Una mostra che nasce dall’esigenza di parlare dell’uomo contemporaneo e dei comportamenti sociali che tendono sempre più ad eludere il bisogno di sincerità e onestà di sentimenti. Due artiste a confronto, Laura Palmieri (Napoli 1967, vive a Roma) e Valeria Molaioli (Roma 1970, vive tra Foligno e Roma), accarezzano il fragile tema delle introspezioni, producendo risultati opposti seppur inaspettatamente complementari. Esortate dalla curatrice, Virginia Villari, entrambe hanno ripercorso i difficili meandri della propria intimità e identità, alla ricerca dell’elemento tangibile che potesse esemplificarne lo stato di fatto.
Attraverso il vissuto personale e il sentimento che anima questo particolare momento della loro vita, le due artiste hanno identificato il proprio sentire contingente con l’opera prodotta, traducendone l’osmosi. Laura Palmieri presenta infatti Cuori di Vetro, (titolo tratto dal film omonimo di Herzog ispirato al libro Die Stunde des Todes di Herbert Achternbusch), una nuvola di fotografie digitali stampate a plotter su slide plastificato che pendono sospese e fluttuanti con fili trasparenti dal soffitto nello spazio antistante la porta. Un evento autobiografico, come la perdita di un affetto caro, quello paterno, conduce l’artista a rielaborare il proprio sguardo lacerato sul mondo rendendolo palpabile. Un modo di vedere oltre la realtà apparente delle cose, attraverso le pieghe nascoste dell’impercettibile quotidiano. La Palmieri si trova così a sondare il proprio terreno emotivo, fatto di dolore e di crepe, trovando espressione e conforto in quel vetro frantumato e fragile, fotografato nelle strade del proprio quartiere. La riflessione sul cuore come organo che, per la sua effimera fragilità, necessita più degli altri di protezione, trasforma metaforicamente il suo pulsare in un pugno di cristallo che può facilmente indurirsi e perdersi in mille pezzi. “Il dolore si presenta e ci colpisce sempre con una strana forma creativa, nuova” spiega la Palmieri nel catalogo. Insieme all’installazione l’artista presenta una lente contafili, la cui funzione è quella di sgranare la trama di una stoffa per vederne la tessitura.
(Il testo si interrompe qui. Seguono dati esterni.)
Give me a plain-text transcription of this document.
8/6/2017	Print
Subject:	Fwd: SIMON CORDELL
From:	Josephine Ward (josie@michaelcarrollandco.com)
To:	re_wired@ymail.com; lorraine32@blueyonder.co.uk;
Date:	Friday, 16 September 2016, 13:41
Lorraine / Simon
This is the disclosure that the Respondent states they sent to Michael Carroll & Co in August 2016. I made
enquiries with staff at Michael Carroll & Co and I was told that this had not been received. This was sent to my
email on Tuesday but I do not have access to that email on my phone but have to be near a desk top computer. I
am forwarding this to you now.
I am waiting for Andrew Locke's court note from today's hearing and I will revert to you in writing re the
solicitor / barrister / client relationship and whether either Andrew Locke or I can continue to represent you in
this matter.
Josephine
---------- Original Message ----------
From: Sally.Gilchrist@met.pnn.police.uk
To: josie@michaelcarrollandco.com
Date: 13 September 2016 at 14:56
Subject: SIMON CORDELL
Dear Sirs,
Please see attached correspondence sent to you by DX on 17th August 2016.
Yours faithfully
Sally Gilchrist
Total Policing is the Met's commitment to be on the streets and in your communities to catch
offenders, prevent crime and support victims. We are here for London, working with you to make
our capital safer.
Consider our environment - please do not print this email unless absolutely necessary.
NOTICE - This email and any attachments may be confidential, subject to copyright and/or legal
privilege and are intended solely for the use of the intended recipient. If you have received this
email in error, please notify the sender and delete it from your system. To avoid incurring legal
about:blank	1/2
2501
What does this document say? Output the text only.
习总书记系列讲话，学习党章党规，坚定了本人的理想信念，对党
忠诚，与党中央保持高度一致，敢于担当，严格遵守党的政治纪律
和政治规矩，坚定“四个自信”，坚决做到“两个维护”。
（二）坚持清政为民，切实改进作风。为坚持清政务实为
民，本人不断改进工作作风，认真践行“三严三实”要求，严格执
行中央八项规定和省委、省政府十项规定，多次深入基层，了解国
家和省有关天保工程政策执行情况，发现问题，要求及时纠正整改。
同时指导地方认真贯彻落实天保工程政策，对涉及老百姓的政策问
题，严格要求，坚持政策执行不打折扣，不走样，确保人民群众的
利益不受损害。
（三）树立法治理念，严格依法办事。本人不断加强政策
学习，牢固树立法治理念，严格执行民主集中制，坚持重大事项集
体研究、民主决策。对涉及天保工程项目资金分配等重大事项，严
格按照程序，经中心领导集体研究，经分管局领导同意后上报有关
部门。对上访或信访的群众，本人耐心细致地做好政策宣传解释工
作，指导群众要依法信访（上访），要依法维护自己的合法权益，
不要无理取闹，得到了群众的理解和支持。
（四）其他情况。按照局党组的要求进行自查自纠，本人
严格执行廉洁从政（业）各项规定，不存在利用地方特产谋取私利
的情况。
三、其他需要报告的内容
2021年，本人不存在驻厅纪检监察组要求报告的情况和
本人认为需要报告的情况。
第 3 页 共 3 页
Al contrario, il lavoro di Valeria Molaioli si condensa materico e presente in tutta la sua vitalità propulsiva. Un albero genealogico che avvolge lo spazio divorandolo ludicamente e che sfiora visivamente la chioma di vetro della Palmieri divenendone complice in una nuova visione consolatrice. Un’opera site specific che gioca con la materialità gommosa degli elementi, che sembrano vivi e in procinto di assorbire le energie della terra. “Mentre Laura ha messo nella sua opera il suo momento di cuore spezzato, di delusioni, io invece, dato che il mio è un momento di madre (da cui il nome dell’opera), un momento bello, profondo, in cui mi nutro di queste due presenze nuove che sono le mie figlie, ho pensato di abbinare il mio lavoro, che è una ricerca dei materiali e di tutto ciò che è tangibile, con la ricerca delle origini che mio zio Angelo Molaioli ha condotto nel suo libro su Cetona e sulle genealogie della famiglia.”
Partendo da uno studio sugli alberi genealogici fatti di tarsie marmoree e mosaici presenti nelle chiese, la Molaioli ne ha riadattato il concetto a uno stile moderno usando tappeti colorati e gomma. Il risultato è un effetto scenografico che richiama la sua abilità di decoratrice di interni. Come inscindibile momento di memoria è esposto incorniciato una parte del libro da cui è tratta la storia della sua famiglia.
Vita e morte si equivalgono dunque nei lavori delle due artiste, come componenti inseparabili seppur antitetiche di uno stesso organismo pulsante. Sofferenza per il padre perduto e gioia nel divenire madre: un ciclo che continua.